Appeal from an order of the Supreme Court (Reilly, Jr., J.), entered January 12, 2004 in Schenectady County, which granted defendants’ motion for summary judgment dismissing the complaint.
Elaintiff and defendant Fe A. Mondragon (hereinafter defendant) are gynecologists who have known each other since medical school. Elaintiff became defendant’s patient in 1982 and, in January 1999, she also began conducting her medical practice in office space she leased from defendant’s professional corporation. On November 15, 2000, defendant performed laparoscopic surgery on plaintiff. As a result of postoperative complications and physical limitations allegedly caused by the surgery, plaintiff was unable to return to work more than part time and ultimately retired from practice in August 2001. Disagreements thereafter arose between the parties as to moneys owed by plaintiff for the leased office space due to her limited use of the facilities after her surgery. To resolve the disagreements, plaintiff ultimately tendered payments totaling $25,000 and, on September 6, 2002, with her counsel’s advice, executed a general release that encompassed all claims or actions that she ever had or might have against defendant personally and her professional corporation “by reason of any matter, cause or thing whatsoever from the beginning of the world to the day of the date of this [r]elease.” Two months later, plaintiff commenced *812this medical malpractice action against defendant and her professional corporation, alleging negligent care and treatment during and after the surgery performed in 2000. Defendants responded by asserting that the general release was a complete bar to her action, and later moved for summary judgment on this ground. Supreme Court granted defendants’ motion and dismissed the action.
Plaintiff appeals, contending that despite the general release upon which defendants rely, she never meant for it to apply to her cause of action for malpractice against defendants. She asks this Court to consider her extrinsic evidence and find either that the release did not discharge defendants from liability for medical malpractice or that there is a question of fact as to whether the release was intended to discharge such liability, thus precluding summary judgment. We disagree.
“It is well settled that releases are contracts that, unless their language is ambiguous, must be interpreted to give effect to the intent of the parties as indicated by the language employed [and] . . . that releases bar suits on causes of action arising on or prior to the date of their execution but will not bar subsequent claims unless they are specifically embraced within the release or fall within the fair import of its terms” (Murray - Gardner Mgt. v Iroquois Gas Transmission Sys., 229 AD2d 852, 853-854 [1996] [citations omitted]; see J & A Bayly Constr. Co. v Village of Castleton-on-Hudson, 248 AD2d 766, 767 [1998]; Zilinskas v Westinghouse Elec. Corp., 248 AD2d 777, 778-779 [1998]). Only if an agreement is ambiguous may the court look to extrinsic evidence to determine the parties’ intent (see e.g. Murray-Gardner Mgt. v Iroquois Gas Transmission Sys., supra at 854).

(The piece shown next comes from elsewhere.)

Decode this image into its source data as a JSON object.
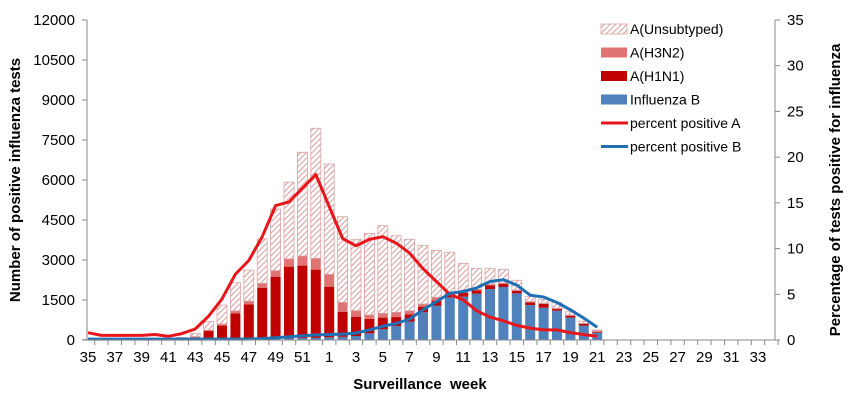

Our review of the release here reveals no ambiguity that would permit consideration of extrinsic evidence. The release contains no language qualifying the types of claims discharged or placing it solely in the context of the landlord/tenant relationship which existed between defendant’s and plaintiff s respective professional corporations. Significantly, the record also shows that, while plaintiff had not yet asserted a claim for personal injuries, she clearly contemplated doing so before signing the release and, despite the apparent assistance of counsel, failed to take any steps to limit the scope of her release (compare Cahill v Regan, 5 NY2d 292, 299 [1959] [permitting the avoidance of a general release where, at the time it was executed, the releasor did not contemplate, and was unaware of the existence of, the unrelated claim]). Since the release unequivocally recites an intent to absolve defendants from their liabilities and obliga*813tions for any and all claims that plaintiff had or might have, Supreme Court properly granted defendants’ motion for summary judgment (see Tavoulareas v Bell, 292 AD2d 256, 257 [2002]; Booth v 3669 Del., 242 AD2d 921, 922 [1997], affd 92 NY2d 934 [1998]; K3 Equip. Corp. v Kintner, 233 AJD2d 556, 557-558 [1996]; Thailer v LaRocca, 174 AD2d 731, 733 [1991]).
Mercure, J.E, Peters and Spain, JJ., concur. Ordered that the order is affirmed, with costs.